Test that PyTorch can see your GPU:

import torch
print(f"CUDA available: {torch.cuda.is_available()}")
print(f"CUDA devices: {torch.cuda.device_count()}")
print(f"Current device: {torch.cuda.get_device_name(0)}")

For TensorFlow users, install TensorFlow (GPU support is included by default in recent versions):

pip3 install tensorflow

Test TensorFlow GPU support:

import tensorflow as tf
print("GPUs available:", tf.config.list_physical_devices('GPU'))
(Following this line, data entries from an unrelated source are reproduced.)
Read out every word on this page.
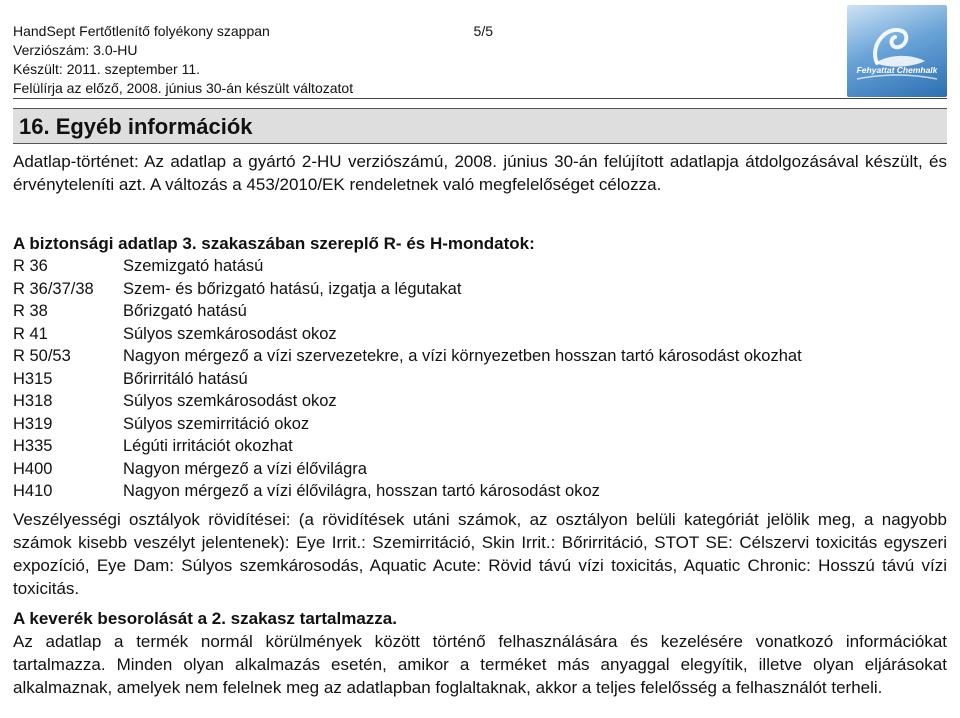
HandSept Fertőtlenítő folyékony szappan	5/5
Verziószám: 3.0-HU
Készült: 2011. szeptember 11.
Felülírja az előző, 2008. június 30-án készült változatot
Fehyattat Chemhalk
16. Egyéb információk
Adatlap-történet: Az adatlap a gyártó 2-HU verziószámú, 2008. június 30-án felújított adatlapja átdolgozásával készült, és érvényteleníti azt. A változás a 453/2010/EK rendeletnek való megfelelőséget célozza.
A biztonsági adatlap 3. szakaszában szereplő R- és H-mondatok:
R 36	Szemizgató hatású
R 36/37/38 Szem- és bőrizgató hatású, izgatja a légutakat
R 38	Bőrizgató hatású
R 41	Súlyos szemkárosodást okoz
R 50/53	Nagyon mérgező a vízi szervezetekre, a vízi környezetben hosszan tartó károsodást okozhat
H315	Bőrirritáló hatású
H318	Súlyos szemkárosodást okoz
H319	Súlyos szemirritáció okoz
H335	Légúti irritációt okozhat
H400	Nagyon mérgező a vízi élővilágra
H410	Nagyon mérgező a vízi élővilágra, hosszan tartó károsodást okoz
Veszélyességi osztályok rövidítései: (a rövidítések utáni számok, az osztályon belüli kategóriát jelölik meg, a nagyobb számok kisebb veszélyt jelentenek): Eye Irrit.: Szemirritáció, Skin Irrit.: Bőrirritáció, STOT SE: Célszervi toxicitás egyszeri expozíció, Eye Dam: Súlyos szemkárosodás, Aquatic Acute: Rövid távú vízi toxicitás, Aquatic Chronic: Hosszú távú vízi toxicitás.
A keverék besorolását a 2. szakasz tartalmazza.
Az adatlap a termék normál körülmények között történő felhasználására és kezelésére vonatkozó információkat tartalmazza. Minden olyan alkalmazás esetén, amikor a terméket más anyaggal elegyítik, illetve olyan eljárásokat alkalmaznak, amelyek nem felelnek meg az adatlapban foglaltaknak, akkor a teljes felelősség a felhasználót terheli.
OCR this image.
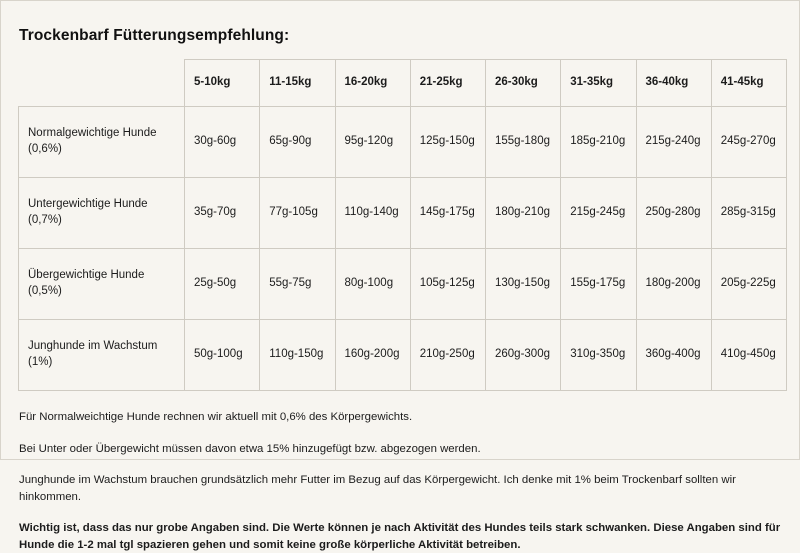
Trockenbarf Fütterungsempfehlung:
	5-10kg	11-15kg	16-20kg	21-25kg	26-30kg	31-35kg	36-40kg	41-45kg
Normalgewichtige Hunde (0,6%)	30g-60g	65g-90g	95g-120g	125g-150g	155g-180g	185g-210g	215g-240g	245g-270g
Untergewichtige Hunde (0,7%)	35g-70g	77g-105g	110g-140g	145g-175g	180g-210g	215g-245g	250g-280g	285g-315g
Übergewichtige Hunde (0,5%)	25g-50g	55g-75g	80g-100g	105g-125g	130g-150g	155g-175g	180g-200g	205g-225g
Junghunde im Wachstum (1%)	50g-100g	110g-150g	160g-200g	210g-250g	260g-300g	310g-350g	360g-400g	410g-450g

Für Normalweichtige Hunde rechnen wir aktuell mit 0,6% des Körpergewichts.

Bei Unter oder Übergewicht müssen davon etwa 15% hinzugefügt bzw. abgezogen werden.

Junghunde im Wachstum brauchen grundsätzlich mehr Futter im Bezug auf das Körpergewicht. Ich denke mit 1% beim Trockenbarf sollten wir hinkommen.

Wichtig ist, dass das nur grobe Angaben sind. Die Werte können je nach Aktivität des Hundes teils stark schwanken. Diese Angaben sind für Hunde die 1-2 mal tgl spazieren gehen und somit keine große körperliche Aktivität betreiben.
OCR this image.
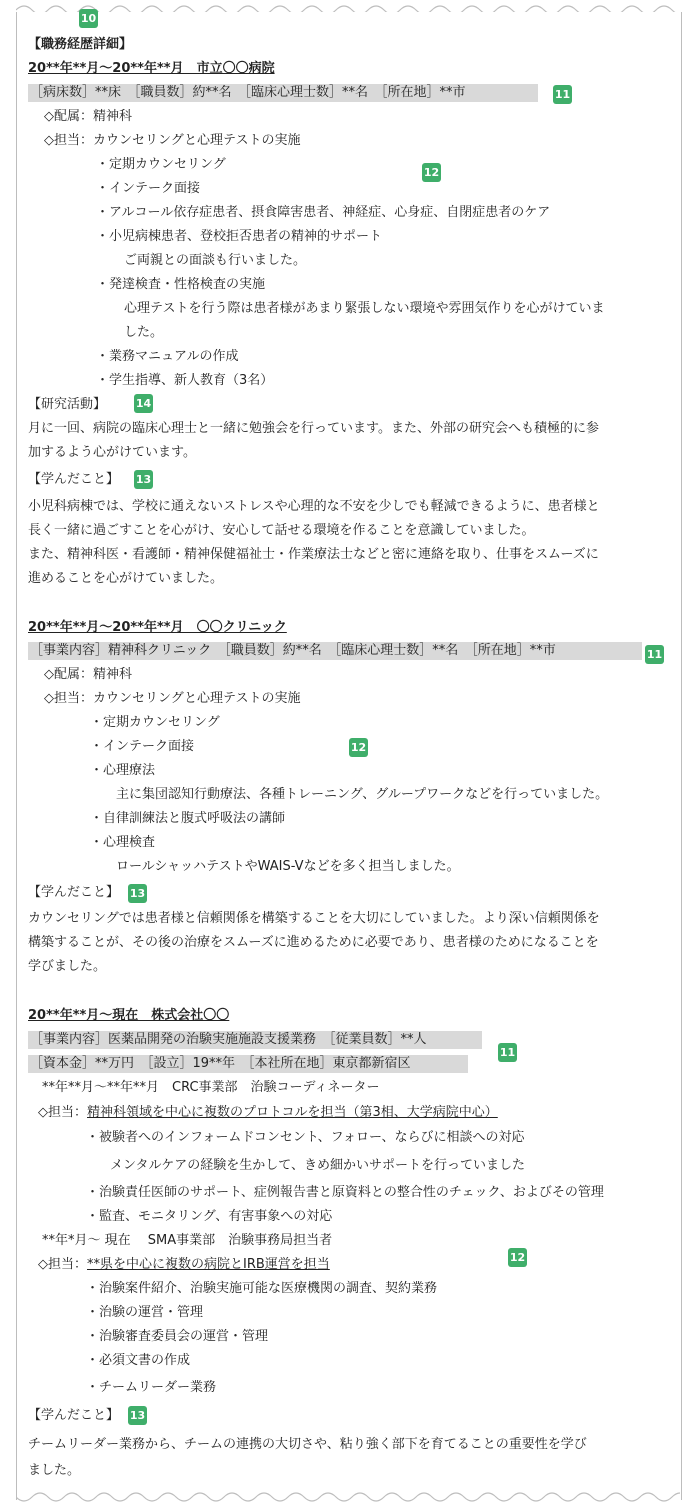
10
11
12
14
13
11
12
13
11
12
13
【職務経歴詳細】
20**年**月～20**年**月　市立〇〇病院
［病床数］**床　［職員数］約**名　［臨床心理士数］**名　［所在地］**市
◇配属：精神科
◇担当：カウンセリングと心理テストの実施
・定期カウンセリング
・インテーク面接
・アルコール依存症患者、摂食障害患者、神経症、心身症、自閉症患者のケア
・小児病棟患者、登校拒否患者の精神的サポート
ご両親との面談も行いました。
・発達検査・性格検査の実施
心理テストを行う際は患者様があまり緊張しない環境や雰囲気作りを心がけていま
した。
・業務マニュアルの作成
・学生指導、新人教育（3名）
【研究活動】
月に一回、病院の臨床心理士と一緒に勉強会を行っています。また、外部の研究会へも積極的に参
加するよう心がけています。
【学んだこと】
小児科病棟では、学校に通えないストレスや心理的な不安を少しでも軽減できるように、患者様と
長く一緒に過ごすことを心がけ、安心して話せる環境を作ることを意識していました。
また、精神科医・看護師・精神保健福祉士・作業療法士などと密に連絡を取り、仕事をスムーズに
進めることを心がけていました。
20**年**月～20**年**月　〇〇クリニック
［事業内容］精神科クリニック　［職員数］約**名　［臨床心理士数］**名　［所在地］**市
◇配属：精神科
◇担当：カウンセリングと心理テストの実施
・定期カウンセリング
・インテーク面接
・心理療法
主に集団認知行動療法、各種トレーニング、グループワークなどを行っていました。
・自律訓練法と腹式呼吸法の講師
・心理検査
ロールシャッハテストやWAIS-Vなどを多く担当しました。
【学んだこと】
カウンセリングでは患者様と信頼関係を構築することを大切にしていました。より深い信頼関係を
構築することが、その後の治療をスムーズに進めるために必要であり、患者様のためになることを
学びました。
20**年**月～現在　株式会社〇〇
［事業内容］医薬品開発の治験実施施設支援業務　［従業員数］**人
［資本金］**万円　［設立］19**年　［本社所在地］東京都新宿区
**年**月～**年**月　CRC事業部　治験コーディネーター
◇担当：精神科領域を中心に複数のプロトコルを担当（第3相、大学病院中心）
・被験者へのインフォームドコンセント、フォロー、ならびに相談への対応
メンタルケアの経験を生かして、きめ細かいサポートを行っていました
・治験責任医師のサポート、症例報告書と原資料との整合性のチェック、およびその管理
・監査、モニタリング、有害事象への対応
**年*月～ 現在　 SMA事業部　治験事務局担当者
◇担当：**県を中心に複数の病院とIRB運営を担当
・治験案件紹介、治験実施可能な医療機関の調査、契約業務
・治験の運営・管理
・治験審査委員会の運営・管理
・必須文書の作成
・チームリーダー業務
【学んだこと】
チームリーダー業務から、チームの連携の大切さや、粘り強く部下を育てることの重要性を学び
ました。
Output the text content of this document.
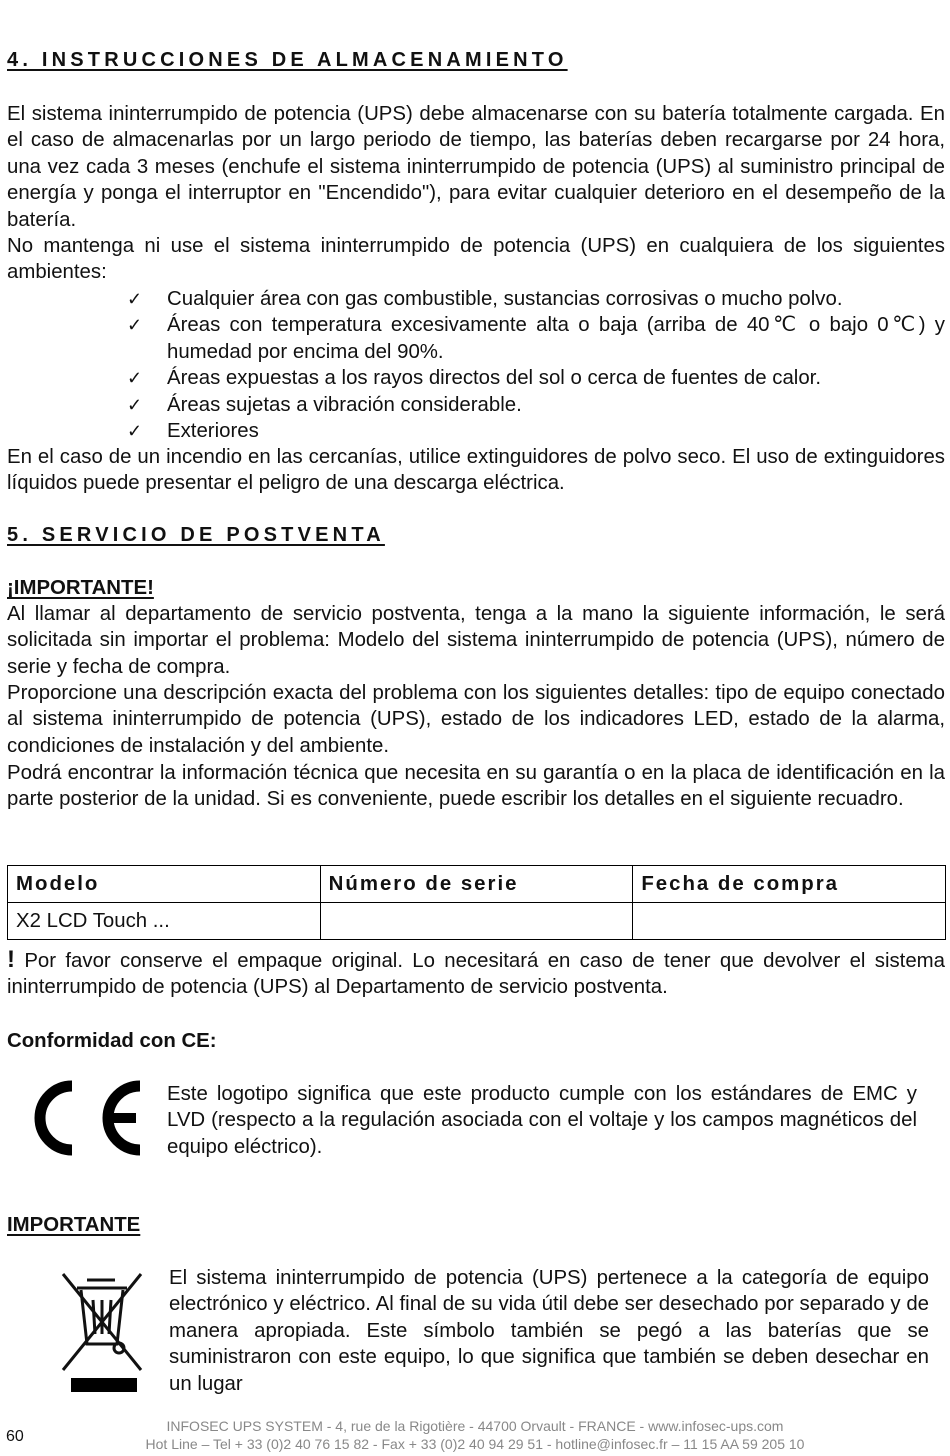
4. INSTRUCCIONES DE ALMACENAMIENTO
El sistema ininterrumpido de potencia (UPS) debe almacenarse con su batería totalmente cargada. En el caso de almacenarlas por un largo periodo de tiempo, las baterías deben recargarse por 24 hora, una vez cada 3 meses (enchufe el sistema ininterrumpido de potencia (UPS) al suministro principal de energía y ponga el interruptor en "Encendido"), para evitar cualquier deterioro en el desempeño de la batería.
No mantenga ni use el sistema ininterrumpido de potencia (UPS) en cualquiera de los siguientes ambientes:
✓ Cualquier área con gas combustible, sustancias corrosivas o mucho polvo.
✓ Áreas con temperatura excesivamente alta o baja (arriba de 40℃ o bajo 0℃) y humedad por encima del 90%.
✓ Áreas expuestas a los rayos directos del sol o cerca de fuentes de calor.
✓ Áreas sujetas a vibración considerable.
✓ Exteriores
En el caso de un incendio en las cercanías, utilice extinguidores de polvo seco. El uso de extinguidores líquidos puede presentar el peligro de una descarga eléctrica.
5. SERVICIO DE POSTVENTA
¡IMPORTANTE!
Al llamar al departamento de servicio postventa, tenga a la mano la siguiente información, le será solicitada sin importar el problema: Modelo del sistema ininterrumpido de potencia (UPS), número de serie y fecha de compra.
Proporcione una descripción exacta del problema con los siguientes detalles: tipo de equipo conectado al sistema ininterrumpido de potencia (UPS), estado de los indicadores LED, estado de la alarma, condiciones de instalación y del ambiente.
Podrá encontrar la información técnica que necesita en su garantía o en la placa de identificación en la parte posterior de la unidad. Si es conveniente, puede escribir los detalles en el siguiente recuadro.
Modelo	Número de serie	Fecha de compra
X2 LCD Touch ...		
! Por favor conserve el empaque original. Lo necesitará en caso de tener que devolver el sistema ininterrumpido de potencia (UPS) al Departamento de servicio postventa.
Conformidad con CE:
Este logotipo significa que este producto cumple con los estándares de EMC y LVD (respecto a la regulación asociada con el voltaje y los campos magnéticos del equipo eléctrico).
IMPORTANTE
El sistema ininterrumpido de potencia (UPS) pertenece a la categoría de equipo electrónico y eléctrico. Al final de su vida útil debe ser desechado por separado y de manera apropiada. Este símbolo también se pegó a las baterías que se suministraron con este equipo, lo que significa que también se deben desechar en un lugar
60
INFOSEC UPS SYSTEM - 4, rue de la Rigotière - 44700 Orvault - FRANCE - www.infosec-ups.com
Hot Line – Tel + 33 (0)2 40 76 15 82 - Fax + 33 (0)2 40 94 29 51 - hotline@infosec.fr – 11 15 AA 59 205 10
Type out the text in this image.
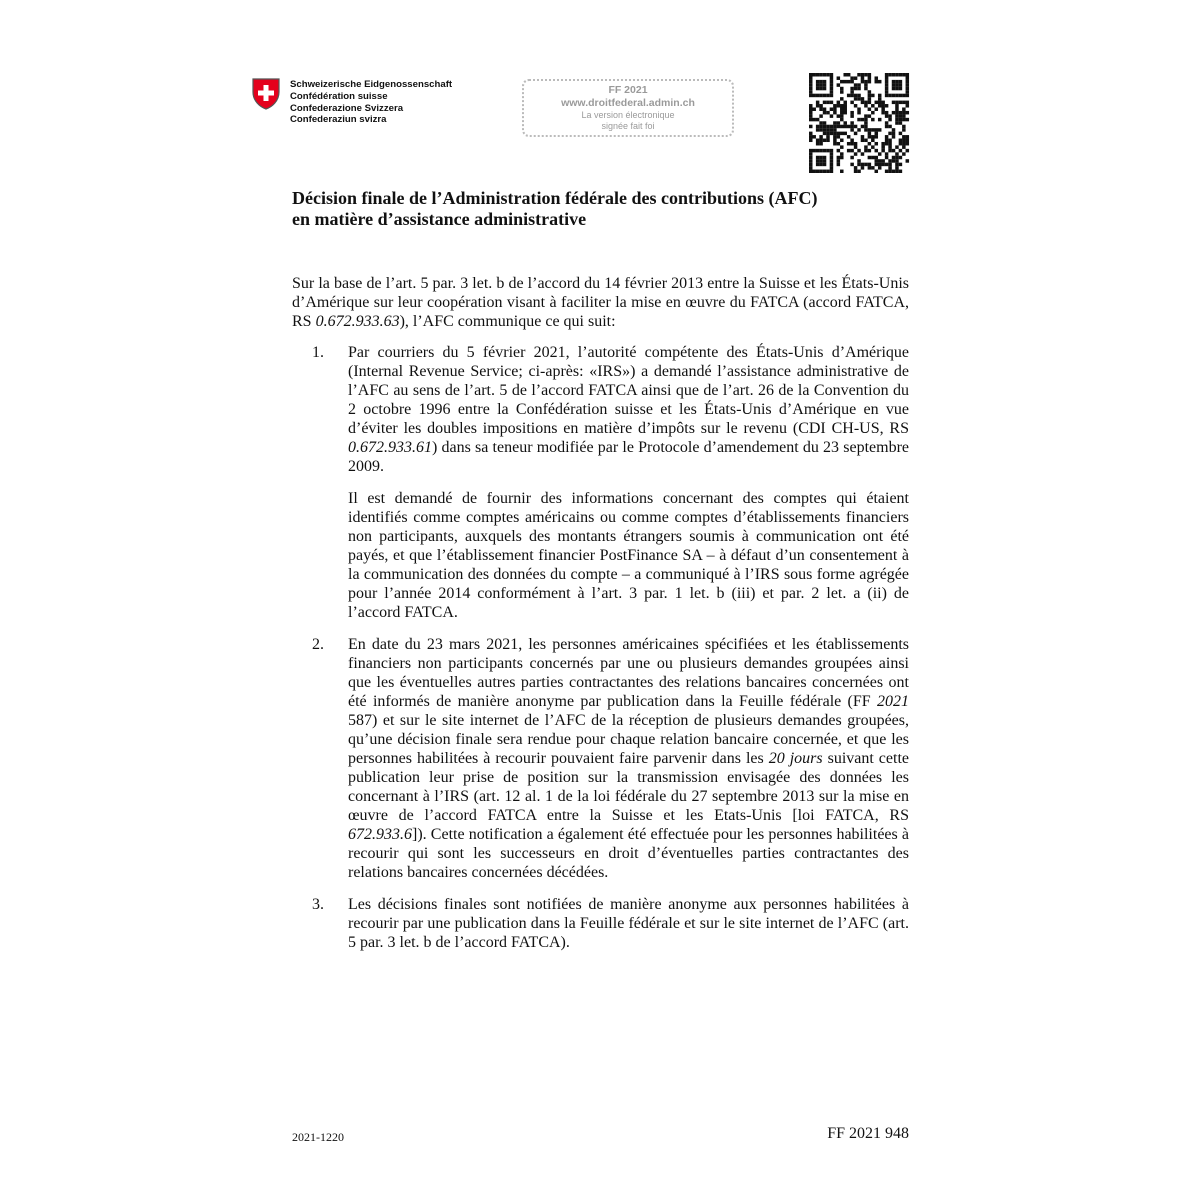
Schweizerische Eidgenossenschaft
Confédération suisse
Confederazione Svizzera
Confederaziun svizra
FF 2021
www.droitfederal.admin.ch
La version électronique
signée fait foi
Décision finale de l’Administration fédérale des contributions (AFC)
en matière d’assistance administrative

Sur la base de l’art. 5 par. 3 let. b de l’accord du 14 février 2013 entre la Suisse et les États-Unis d’Amérique sur leur coopération visant à faciliter la mise en œuvre du FATCA (accord FATCA, RS 0.672.933.63), l’AFC communique ce qui suit:

1. Par courriers du 5 février 2021, l’autorité compétente des États-Unis d’Amérique (Internal Revenue Service; ci-après: «IRS») a demandé l’assistance administrative de l’AFC au sens de l’art. 5 de l’accord FATCA ainsi que de l’art. 26 de la Convention du 2 octobre 1996 entre la Confédération suisse et les États-Unis d’Amérique en vue d’éviter les doubles impositions en matière d’impôts sur le revenu (CDI CH-US, RS 0.672.933.61) dans sa teneur modifiée par le Protocole d’amendement du 23 septembre 2009.

Il est demandé de fournir des informations concernant des comptes qui étaient identifiés comme comptes américains ou comme comptes d’établissements financiers non participants, auxquels des montants étrangers soumis à communication ont été payés, et que l’établissement financier PostFinance SA – à défaut d’un consentement à la communication des données du compte – a communiqué à l’IRS sous forme agrégée pour l’année 2014 conformément à l’art. 3 par. 1 let. b (iii) et par. 2 let. a (ii) de l’accord FATCA.

2. En date du 23 mars 2021, les personnes américaines spécifiées et les établissements financiers non participants concernés par une ou plusieurs demandes groupées ainsi que les éventuelles autres parties contractantes des relations bancaires concernées ont été informés de manière anonyme par publication dans la Feuille fédérale (FF 2021 587) et sur le site internet de l’AFC de la réception de plusieurs demandes groupées, qu’une décision finale sera rendue pour chaque relation bancaire concernée, et que les personnes habilitées à recourir pouvaient faire parvenir dans les 20 jours suivant cette publication leur prise de position sur la transmission envisagée des données les concernant à l’IRS (art. 12 al. 1 de la loi fédérale du 27 septembre 2013 sur la mise en œuvre de l’accord FATCA entre la Suisse et les Etats-Unis [loi FATCA, RS 672.933.6]). Cette notification a également été effectuée pour les personnes habilitées à recourir qui sont les successeurs en droit d’éventuelles parties contractantes des relations bancaires concernées décédées.

3. Les décisions finales sont notifiées de manière anonyme aux personnes habilitées à recourir par une publication dans la Feuille fédérale et sur le site internet de l’AFC (art. 5 par. 3 let. b de l’accord FATCA).

2021-1220	FF 2021 948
Both frameworks should detect your GPU and display device information.

Common problems and fixes

"NVIDIA-SMI has failed because it couldn't communicate with the NVIDIA driver" means the driver didn't load properly. This usually happens after Ubuntu kernel updates. Reinstall the NVIDIA driver through Additional Drivers.

CUDA version mismatches cause "RuntimeError: CUDA runtime error" messages. Check your CUDA installation with nvcc --version and ensure your PyTorch version matches. The PyTorch website provides installation commands for specific CUDA versions.

Out of memory errors happen when your GPU runs out of VRAM during training. Reduce batch size, use gradient checkpointing, or enable mixed precision training. Monitor memory usage with nvidia-smi while training.

cuDNN missing errors require installing additional NVIDIA libraries. Download cuDNN from NVIDIA's website (requires free account) and extract it to your CUDA directory.

GPU acceleration transforms AI development from waiting hours to minutes for training runs. Once working, you'll wonder how anyone does machine learning without it.